The official X account for Paramount Pictures, owned by Trump’s billionaire pal David Ellison, was seemingly hacked on Tuesday.
The account’s bio was changed to read “Proud arm of the fascist regime,” Variety reported. After a short time, the description was changed back to “The official X account for Paramount Pictures.”
The hack follows Monday’s news of a hostile takeover effort for Warner Bros. Discovery helmed by Ellison’s Paramount Skydance.
Paramount did not immediately respond to request for comment.


Paramount Skydance launched a $108 billion bid on Monday for full ownership of the media conglomerate, including its subsidiaries such as CNN and HBO, after losing a bidding war to Netflix.
David Ellison, 42, took over Paramount after an $8 billion merger with his company, Skydance, in August. He is the son of billionaire Oracle co-founder and close Trump ally Larry Ellison.
The Wall Street Journal reported that the elder Ellison, 81, told Trump that Netflix’s massive deal with Warner Bros. would hurt competition. Trump told reporters Sunday night at the Kennedy Center Honors that the transaction “could be a problem.”
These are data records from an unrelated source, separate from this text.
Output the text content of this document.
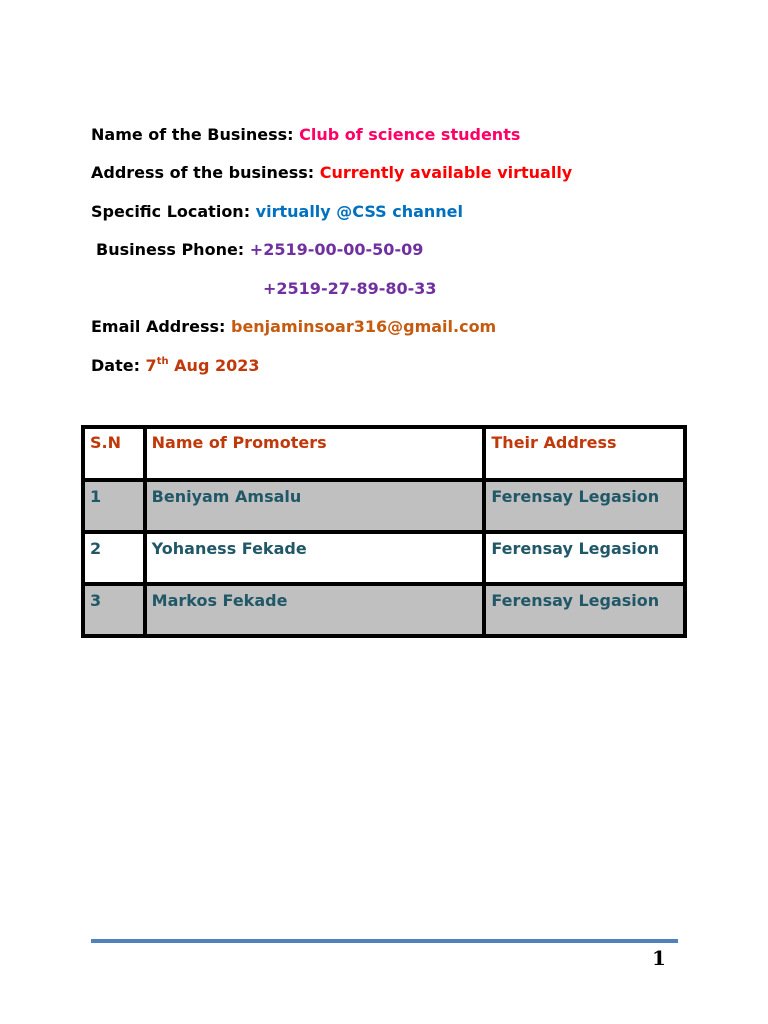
Name of the Business: Club of science students
Address of the business: Currently available virtually
Specific Location: virtually @CSS channel
Business Phone: +2519-00-00-50-09
+2519-27-89-80-33
Email Address: benjaminsoar316@gmail.com
Date: 7th Aug 2023
S.N	Name of Promoters	Their Address
1	Beniyam Amsalu	Ferensay Legasion
2	Yohaness Fekade	Ferensay Legasion
3	Markos Fekade	Ferensay Legasion
1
The younger Ellison told Trump administration officials he would make changes to CNN if the takeover succeeds.
“We want to build a scaled, new service that is basically, fundamentally in the trust business, that is in the truth business, and that speaks to the 70 percent of Americans that are in the middle, and we believe that by doing so, that is for us, kind of doing well while doing good,” Ellison told CNBC on Monday.
Ellison is reportedly leveraging connections with sovereign wealth funds in Qatar, Saudi Arabia, and Abu Dhabi to bolster the takeover bid. However, their funding support is not enough to warrant investigation by the Committee on Foreign Investment in the United States.
Trump’s son-in-law, Jared Kushner, is also a significant financial backer in Paramount’s hostile takeover bid through his firm, Affinity Partners.

Paramount Skydance’s restructuring of CBS News since its acquisition has seen the installment of conservative opinion editor Bari Weiss as the news broadcaster’s editor-in-chief—a decision that has platformed more Trump-friendly voices on the network.
Weiss is set to interview Erika Kirk, widow of slain conservative activist Charlie Kirk, on the platform in a “town hall” in New York on Saturday.
Trump’s wish to see a reboot of the long-defunct Rush Hour franchise was also granted by his friends at Paramount, tying the project to controversial director Brett Ratner.
Ratner, who denies accusations of sexual misconduct made by multiple women, is a friend of the Trump family and directed a documentary about first lady Melania Trump released to Amazon Prime Video.